For many people the option of choosing weight loss surgery is very attractive, especially if they have a lot of weight to lose. For a lot of people who take this route it is because they have tried on many occasions to lose their excess weight by lots of different means which include diet, medication and exercise. However whilst weight loss surgery can appear to be an attractive proposition, it can carry its own problems as well.

Any type of surgery involves risks, and that includes the risks from both the procedure itself and also the effects of anesthetic used. Ironically a person may be considered so overweight, the surgeon is reluctant to perform any type of surgery in case they expire on the table.
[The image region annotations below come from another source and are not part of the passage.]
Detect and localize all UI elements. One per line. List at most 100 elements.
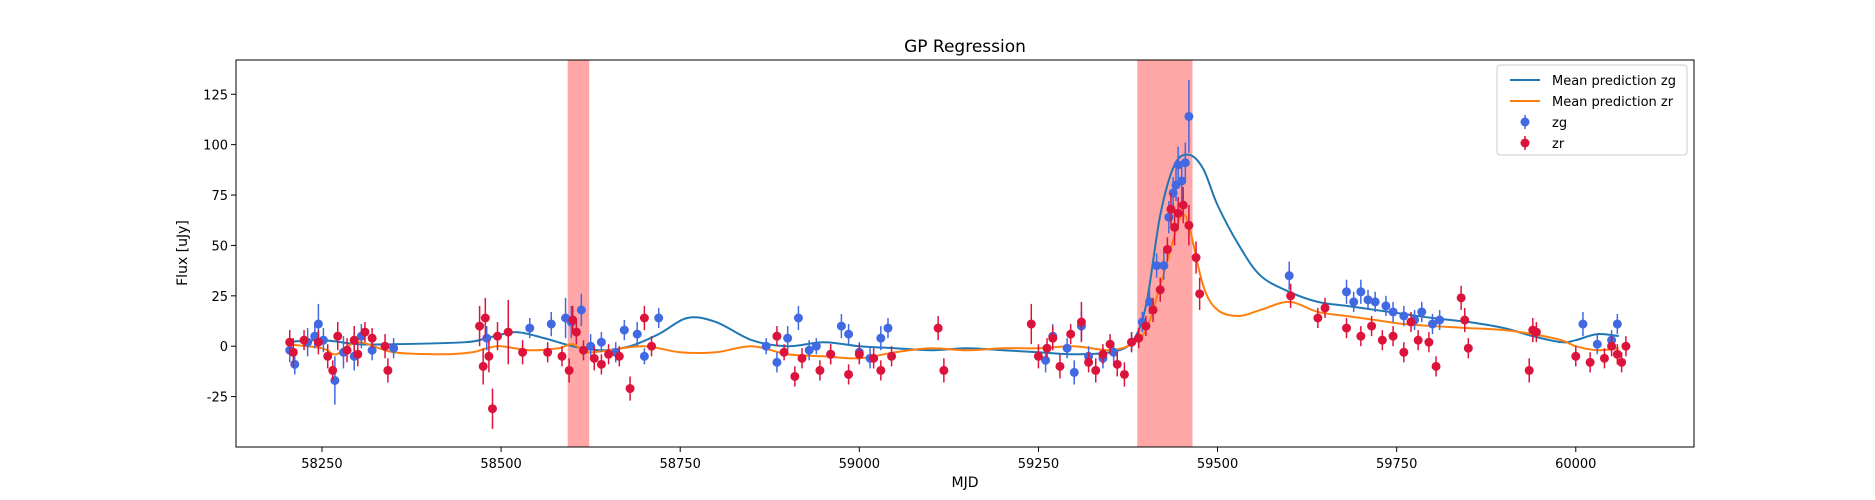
zg-point [1356, 279, 1366, 304]
y-tick-label: 25 [211, 290, 228, 305]
y-tick-label: 0 [220, 340, 228, 355]
zg-point [576, 293, 586, 327]
zr-point [596, 354, 606, 375]
zg-point [876, 326, 886, 351]
zr-marker [1141, 321, 1151, 331]
zr-point [790, 366, 800, 387]
zr-point [1617, 352, 1627, 373]
zr-marker [1191, 253, 1201, 263]
zr-marker [1119, 369, 1129, 379]
zr-point [1055, 354, 1065, 379]
zr-point [1531, 322, 1541, 343]
y-tick-label: 75 [211, 189, 228, 204]
zr-marker [480, 313, 490, 323]
zr-marker [596, 359, 606, 369]
zr-point [876, 360, 886, 381]
zg-marker [783, 333, 793, 343]
zr-point [1413, 330, 1423, 351]
zr-point [288, 338, 298, 367]
zr-marker [625, 384, 635, 394]
zg-point [1152, 253, 1162, 278]
zr-point [647, 336, 657, 357]
zr-marker [779, 347, 789, 357]
zr-marker [1042, 343, 1052, 353]
x-tick-label: 58500 [480, 457, 521, 472]
zr-marker [1424, 337, 1434, 347]
zg-point [654, 307, 664, 329]
zg-marker [1152, 261, 1162, 271]
zr-marker [1055, 361, 1065, 371]
zr-point [1191, 241, 1201, 274]
zr-point [887, 346, 897, 367]
zg-point [1184, 80, 1194, 153]
zr-marker [815, 365, 825, 375]
zg-marker [761, 341, 771, 351]
legend-label: zg [1552, 116, 1567, 131]
zg-point [1173, 146, 1183, 183]
zg-marker [367, 345, 377, 355]
zg-marker [619, 325, 629, 335]
zr-point [557, 346, 567, 367]
zr-point [1178, 186, 1188, 224]
zg-marker [1164, 212, 1174, 222]
zg-point [793, 305, 803, 331]
y-tick-label: -25 [207, 391, 228, 406]
zg-point [1177, 160, 1187, 202]
zg-point [1612, 313, 1622, 335]
zg-marker [586, 341, 596, 351]
zr-marker [1463, 343, 1473, 353]
zg-marker [793, 313, 803, 323]
zg-point [836, 313, 846, 339]
zr-point [1377, 330, 1387, 351]
zr-point [1155, 277, 1165, 302]
zr-point [1148, 297, 1158, 323]
zr-point [1112, 352, 1122, 377]
zr-point [1342, 318, 1352, 339]
plot-frame [235, 59, 1695, 448]
zr-marker [1388, 331, 1398, 341]
zr-marker [1026, 319, 1036, 329]
zg-point [1349, 291, 1359, 312]
zg-marker [883, 323, 893, 333]
zg-marker [1399, 311, 1409, 321]
x-axis-ticks: 58250 58500 58750 59000 59250 59500 59750 60000 [301, 447, 1596, 472]
zg-point [804, 340, 814, 361]
zr-point [1084, 352, 1094, 373]
zg-marker [1349, 297, 1359, 307]
zg-point [1284, 261, 1294, 290]
zr-point [1612, 344, 1622, 365]
zr-marker [313, 337, 323, 347]
zr-point [844, 364, 854, 385]
zr-point [564, 358, 574, 383]
zg-marker [1159, 261, 1169, 271]
zg-point [1417, 301, 1427, 323]
zg-marker [1144, 297, 1154, 307]
zg-marker [1342, 287, 1352, 297]
zr-point [939, 358, 949, 383]
zg-point [1062, 338, 1072, 359]
zr-marker [353, 349, 363, 359]
zr-marker [299, 335, 309, 345]
y-tick-label: 100 [203, 139, 228, 154]
zr-marker [1105, 339, 1115, 349]
zg-point [1427, 313, 1437, 335]
zr-point [1286, 283, 1296, 308]
zg-point [1363, 289, 1373, 310]
zr-marker [604, 349, 614, 359]
zr-point [589, 346, 599, 371]
zr-marker [1356, 331, 1366, 341]
zr-marker [844, 369, 854, 379]
zr-point [1599, 348, 1609, 369]
zg-point [761, 338, 771, 355]
zr-point [328, 360, 338, 381]
legend-marker-swatch [1520, 117, 1530, 127]
zr-marker [568, 315, 578, 325]
zr-marker [1048, 333, 1058, 343]
zg-marker [1612, 319, 1622, 329]
zr-point [484, 340, 494, 373]
zg-marker [639, 351, 649, 361]
zg-point [389, 338, 399, 359]
zr-point [1356, 326, 1366, 347]
zr-point [1076, 301, 1086, 343]
zr-marker [854, 349, 864, 359]
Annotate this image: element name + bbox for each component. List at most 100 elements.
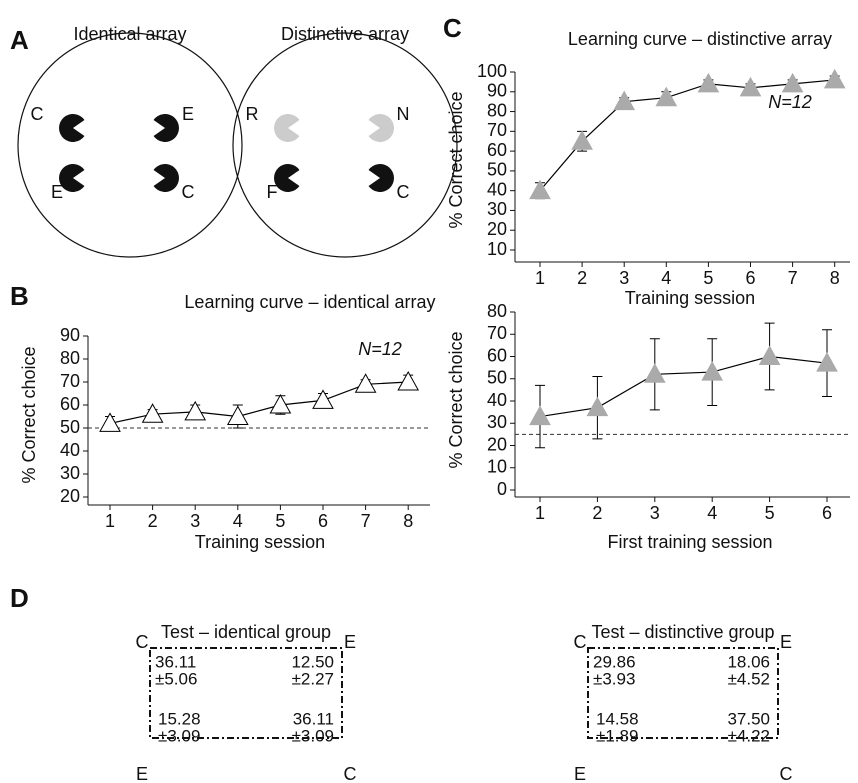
corner-label: E — [574, 764, 586, 783]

This is usually the case if the person has health related issues such as high blood pressure, heart disease etc that can exacerbate quickly into an emergency.

There are also the added risks after the operation as unfortunately they don't stop once the surgery has been completed.

It is important that anyone who is considering weight loss surgery do their due diligence and look at their options carefully. They should also ensure they choose their surgeon very carefully and ensure he is thoroughly researched. A good surgeon can also be found by word of mouth.

When it comes to a decision about the actual type of surgery to be used, there are a couple of different surgical procedures that can be used. These include laparoscopy surgery where the incisions made are very small (and carry less risk of side effects), or procedures such as a gastric bypass which involves a much bigger wound.

After undergoing weight loss surgery, patients are usually uncomfortable and in some degree of pain for several weeks afterwards whilst their wound heals. Also for those first few weeks, they are only able to tolerate a liquid diet which is made up of supplements and other nutrients.

Normal food can only be added to the diet in small measures and has to be given carefully to avoid upsetting the patient's digestion system which is now very delicate. If not introduced carefully, then the person is liable to start vomiting or passing very loose stools.

There is a condition which some weight loss surgery patients may be prone to called "dumping". This happens when food travels too quickly to the large intestine from the stomach. They then experience nausea, dizziness, loose stools and some abdominal cramping.

Unfortunately dumping is quite common after weight loss surgery especially if they have undergone a gastric bypass.

Eventually the stomach adapts to it's new shape and except for some minor problems the person is able to adapt to their new style of eating, However it is important that those people who have undergone this type of surgery are aware of other side effects of their weight loss surgery such as heartburn, indigestion, vomiting, stomach ulcers and dehydration.